China stats ‘under-represent’ true impact of Covid outbreak: WHO
The World Health Organization criticised Wednesday China’s “very narrow” definition of Covid deaths, warning that official statistics were not showing the true impact of the outbreak.
“We still do not have complete data,” the WHO’s emergencies director Michael Ryan told reporters.
“We believe that the current numbers being published from China under-represent the true impact of the disease in terms of hospital admissions, in terms of ICU admissions, and particularly in terms of deaths.”
His comments came amid growing concern over China’s steep rise in Covid infections since Beijing last month abruptly lifted years of hardline restrictions, with hospitals and crematoriums quickly overwhelmed.
Yet China has only recorded 22 Covid deaths since December and has dramatically narrowed the criteria for classifying such fatalities – meaning that Beijing’s own statistics about the unprecedented wave are now widely seen as not reflecting reality.
“We believe that definition is too narrow,” Ryan said, pointing out that the definition Beijing is using “requires a respiratory failure” associated with a Covid infection for a fatality to be registered as a Covid death.
“That is a very narrow definition.”
He stressed that it was vital to have accurate information about how the virus was spreading and the true impact it was having, and he suggested that individual health professionals could help provide a more accurate picture.
“We do not discourage doctors and nurses reporting these deaths and these cases.

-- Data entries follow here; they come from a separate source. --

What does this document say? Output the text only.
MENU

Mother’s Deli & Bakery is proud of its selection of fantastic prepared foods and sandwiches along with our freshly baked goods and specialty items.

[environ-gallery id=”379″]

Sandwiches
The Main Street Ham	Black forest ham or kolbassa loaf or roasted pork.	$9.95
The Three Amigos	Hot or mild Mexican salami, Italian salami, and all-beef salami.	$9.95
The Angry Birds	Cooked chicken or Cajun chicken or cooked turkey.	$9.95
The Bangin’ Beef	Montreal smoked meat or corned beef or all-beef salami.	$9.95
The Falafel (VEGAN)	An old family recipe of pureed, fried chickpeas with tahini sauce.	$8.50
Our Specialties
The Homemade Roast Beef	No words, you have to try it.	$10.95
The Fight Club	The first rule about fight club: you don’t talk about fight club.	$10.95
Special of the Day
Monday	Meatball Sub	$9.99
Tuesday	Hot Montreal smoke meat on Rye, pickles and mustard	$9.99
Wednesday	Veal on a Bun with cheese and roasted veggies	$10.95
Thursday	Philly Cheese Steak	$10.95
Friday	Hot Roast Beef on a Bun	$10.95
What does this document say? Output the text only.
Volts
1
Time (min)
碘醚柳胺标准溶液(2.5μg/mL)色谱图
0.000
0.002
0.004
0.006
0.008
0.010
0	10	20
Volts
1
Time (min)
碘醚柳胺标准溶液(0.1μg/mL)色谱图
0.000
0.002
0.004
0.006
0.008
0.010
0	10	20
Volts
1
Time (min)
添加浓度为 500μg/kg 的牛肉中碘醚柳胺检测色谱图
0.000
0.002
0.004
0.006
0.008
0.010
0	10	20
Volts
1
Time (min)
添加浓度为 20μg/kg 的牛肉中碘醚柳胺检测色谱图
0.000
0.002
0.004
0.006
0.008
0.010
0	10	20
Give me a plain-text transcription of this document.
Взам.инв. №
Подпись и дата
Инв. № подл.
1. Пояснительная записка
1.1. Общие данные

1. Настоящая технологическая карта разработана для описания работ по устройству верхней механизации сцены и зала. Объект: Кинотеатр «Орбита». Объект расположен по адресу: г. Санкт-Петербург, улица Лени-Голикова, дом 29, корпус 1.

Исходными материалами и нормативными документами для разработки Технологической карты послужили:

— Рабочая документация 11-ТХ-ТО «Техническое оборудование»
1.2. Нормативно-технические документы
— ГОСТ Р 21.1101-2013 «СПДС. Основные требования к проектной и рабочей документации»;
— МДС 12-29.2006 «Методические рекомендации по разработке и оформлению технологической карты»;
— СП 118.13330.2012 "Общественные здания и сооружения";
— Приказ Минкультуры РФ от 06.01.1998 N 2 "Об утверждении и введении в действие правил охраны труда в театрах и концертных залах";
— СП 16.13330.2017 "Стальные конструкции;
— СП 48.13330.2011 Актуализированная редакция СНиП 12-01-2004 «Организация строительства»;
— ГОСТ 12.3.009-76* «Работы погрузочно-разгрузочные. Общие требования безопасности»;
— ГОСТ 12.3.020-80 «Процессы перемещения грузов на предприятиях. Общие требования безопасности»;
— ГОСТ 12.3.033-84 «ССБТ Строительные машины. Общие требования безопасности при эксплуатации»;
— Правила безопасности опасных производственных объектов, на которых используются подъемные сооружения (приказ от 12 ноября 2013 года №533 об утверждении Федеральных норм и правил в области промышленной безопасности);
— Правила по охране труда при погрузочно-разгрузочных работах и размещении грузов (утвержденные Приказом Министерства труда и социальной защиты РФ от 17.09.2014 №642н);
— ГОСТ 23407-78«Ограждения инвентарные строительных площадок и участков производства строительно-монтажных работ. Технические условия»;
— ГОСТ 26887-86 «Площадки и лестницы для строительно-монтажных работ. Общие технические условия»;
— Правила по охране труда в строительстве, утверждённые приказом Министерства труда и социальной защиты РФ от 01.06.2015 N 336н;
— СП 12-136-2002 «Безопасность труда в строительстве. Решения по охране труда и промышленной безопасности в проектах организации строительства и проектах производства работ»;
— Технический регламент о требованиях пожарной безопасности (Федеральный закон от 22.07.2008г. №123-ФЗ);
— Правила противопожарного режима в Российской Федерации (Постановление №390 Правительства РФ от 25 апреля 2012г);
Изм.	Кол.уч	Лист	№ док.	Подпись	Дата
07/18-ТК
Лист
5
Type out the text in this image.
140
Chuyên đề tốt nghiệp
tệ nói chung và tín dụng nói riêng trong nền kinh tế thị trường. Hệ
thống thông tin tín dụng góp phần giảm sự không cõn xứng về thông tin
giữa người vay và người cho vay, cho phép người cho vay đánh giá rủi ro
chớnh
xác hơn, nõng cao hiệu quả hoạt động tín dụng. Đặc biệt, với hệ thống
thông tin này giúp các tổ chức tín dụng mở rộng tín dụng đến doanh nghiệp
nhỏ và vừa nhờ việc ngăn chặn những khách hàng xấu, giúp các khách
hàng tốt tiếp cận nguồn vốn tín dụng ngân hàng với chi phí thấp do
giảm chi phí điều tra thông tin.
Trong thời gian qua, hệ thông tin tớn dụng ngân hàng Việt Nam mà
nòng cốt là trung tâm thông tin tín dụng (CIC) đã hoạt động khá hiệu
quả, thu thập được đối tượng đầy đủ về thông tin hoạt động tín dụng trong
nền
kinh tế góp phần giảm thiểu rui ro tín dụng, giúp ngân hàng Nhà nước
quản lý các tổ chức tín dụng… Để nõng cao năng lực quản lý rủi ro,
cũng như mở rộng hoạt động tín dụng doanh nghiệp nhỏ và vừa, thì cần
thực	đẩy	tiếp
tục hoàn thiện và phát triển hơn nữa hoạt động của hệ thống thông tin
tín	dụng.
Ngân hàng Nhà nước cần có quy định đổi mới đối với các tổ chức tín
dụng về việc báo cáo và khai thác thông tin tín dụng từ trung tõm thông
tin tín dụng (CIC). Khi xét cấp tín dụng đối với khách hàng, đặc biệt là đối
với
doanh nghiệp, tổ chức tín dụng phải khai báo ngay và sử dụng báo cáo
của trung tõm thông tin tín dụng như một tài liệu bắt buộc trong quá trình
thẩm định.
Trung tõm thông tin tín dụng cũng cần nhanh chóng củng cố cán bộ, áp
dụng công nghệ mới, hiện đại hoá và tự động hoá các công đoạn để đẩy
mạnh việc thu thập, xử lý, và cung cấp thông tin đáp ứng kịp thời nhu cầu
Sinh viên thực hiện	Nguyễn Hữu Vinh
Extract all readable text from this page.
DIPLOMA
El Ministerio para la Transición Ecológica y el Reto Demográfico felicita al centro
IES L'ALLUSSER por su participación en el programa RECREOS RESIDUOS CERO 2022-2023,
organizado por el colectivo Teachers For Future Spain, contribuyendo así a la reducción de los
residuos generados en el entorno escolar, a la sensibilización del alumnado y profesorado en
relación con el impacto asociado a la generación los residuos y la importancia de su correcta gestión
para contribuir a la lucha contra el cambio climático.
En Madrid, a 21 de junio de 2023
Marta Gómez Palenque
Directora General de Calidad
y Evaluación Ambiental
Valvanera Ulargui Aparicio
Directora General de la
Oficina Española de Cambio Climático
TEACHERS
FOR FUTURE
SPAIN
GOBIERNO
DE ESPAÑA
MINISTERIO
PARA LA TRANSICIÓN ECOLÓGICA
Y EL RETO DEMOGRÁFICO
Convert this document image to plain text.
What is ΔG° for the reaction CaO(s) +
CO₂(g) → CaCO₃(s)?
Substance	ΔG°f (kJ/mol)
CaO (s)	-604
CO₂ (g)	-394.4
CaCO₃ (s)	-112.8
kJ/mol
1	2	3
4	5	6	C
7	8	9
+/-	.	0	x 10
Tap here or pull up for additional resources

We have an open approach to be able to record the actual impact of disease in society.”
He recognised that China had stepped up its engagement with the WHO in recent weeks, and said “we look forward to receiving more comprehensive data.”
WHO chief Tedros Adhanom Ghebreyesus told reporters that the organisation’s officials had held high-level talks in recent weeks with counterparts in China.
“We continue to ask China for more rapid, regular, reliable data on hospitalisation and deaths, as well as more comprehensive, real-time viral sequencing,” he said.
“Data remains essential for WHO to carry out regular, rapid and robust risk assessments of the current situation and adjust our advice and guidance accordingly,” he said.
He reiterated that the UN health agency understood why a number of countries were introducing fresh Covid curbs on visitors from China.
“With circulation in China so high and comprehensive data not forthcoming… it is understandable that some countries are taking steps they believe will protect their own citizens,” he said.